Token Endpoint:
URL: {{baseUrl}}/published/:tenantName-modelId/v1/text/question-answering/inference
HTTP Method: POST
Content-Type: application/json
Here's an example of a request:
curl --location '{{baseUrl}}/published/:tenantName-modelId/v1/text/question-answering/inference' \
--header 'Content-Type: application/json' \
--header 'Authorization: Bearer <token>' \
--data '{
"prompt": "Use the following pieces of context to answer the user's question. Keep your answer concise and adhere only to the information contained in the text.

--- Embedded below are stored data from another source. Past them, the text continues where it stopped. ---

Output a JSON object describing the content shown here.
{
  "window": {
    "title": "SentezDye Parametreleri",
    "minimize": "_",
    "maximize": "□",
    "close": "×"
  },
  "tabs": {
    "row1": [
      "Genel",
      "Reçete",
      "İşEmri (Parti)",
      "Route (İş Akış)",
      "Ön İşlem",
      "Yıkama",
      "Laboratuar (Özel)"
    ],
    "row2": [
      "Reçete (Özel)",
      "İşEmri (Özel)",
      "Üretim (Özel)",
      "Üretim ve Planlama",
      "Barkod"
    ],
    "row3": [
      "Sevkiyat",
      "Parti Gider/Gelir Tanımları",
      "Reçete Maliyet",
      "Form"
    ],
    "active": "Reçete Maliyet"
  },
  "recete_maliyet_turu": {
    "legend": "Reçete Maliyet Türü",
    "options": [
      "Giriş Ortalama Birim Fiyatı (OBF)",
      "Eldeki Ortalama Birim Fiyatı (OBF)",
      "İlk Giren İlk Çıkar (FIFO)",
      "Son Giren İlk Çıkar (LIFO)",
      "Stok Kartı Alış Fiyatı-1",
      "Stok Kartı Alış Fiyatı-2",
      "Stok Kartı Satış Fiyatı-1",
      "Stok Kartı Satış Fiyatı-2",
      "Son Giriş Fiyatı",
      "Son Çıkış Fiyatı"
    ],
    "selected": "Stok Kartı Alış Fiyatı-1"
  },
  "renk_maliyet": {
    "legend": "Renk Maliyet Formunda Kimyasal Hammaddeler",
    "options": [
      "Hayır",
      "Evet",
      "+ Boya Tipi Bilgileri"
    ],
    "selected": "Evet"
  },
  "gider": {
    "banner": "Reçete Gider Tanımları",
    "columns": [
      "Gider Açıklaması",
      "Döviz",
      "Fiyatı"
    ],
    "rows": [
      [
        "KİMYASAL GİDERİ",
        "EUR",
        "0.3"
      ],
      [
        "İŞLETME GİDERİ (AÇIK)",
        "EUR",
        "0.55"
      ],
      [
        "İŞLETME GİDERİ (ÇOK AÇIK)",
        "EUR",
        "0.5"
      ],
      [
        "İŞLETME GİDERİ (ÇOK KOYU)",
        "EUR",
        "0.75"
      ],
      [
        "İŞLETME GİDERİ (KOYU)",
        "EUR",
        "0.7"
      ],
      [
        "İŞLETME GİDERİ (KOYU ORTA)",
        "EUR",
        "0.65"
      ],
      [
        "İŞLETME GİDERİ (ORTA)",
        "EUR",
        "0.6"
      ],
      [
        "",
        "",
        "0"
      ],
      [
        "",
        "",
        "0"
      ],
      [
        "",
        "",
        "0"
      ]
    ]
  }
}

The answer must consist of a maximum of 20 words.",
"inputs": [
{
"query": "",
"chat_history": [
[
{
"role": "user",
"content": ""
},
{
"role": "assistant",
"content": ""
}
]
],
"use_semantic_cache": true,
"semantic_cache_threshold": 0.95
}
]
}'
Expected Response:
{
"result": [
{
"answer": "answer",
"standalone_question": "question",
"docs": [
{
"source": "file.txt",
"score": 0.20298055250630587,
"content": "content"
}
],
"logs": {
"openai_duration": 2.017857313156128,
"full_duration": 2.024966239929199
},
"cache_hit": {
"question": "cached question",
"score": 1
}
}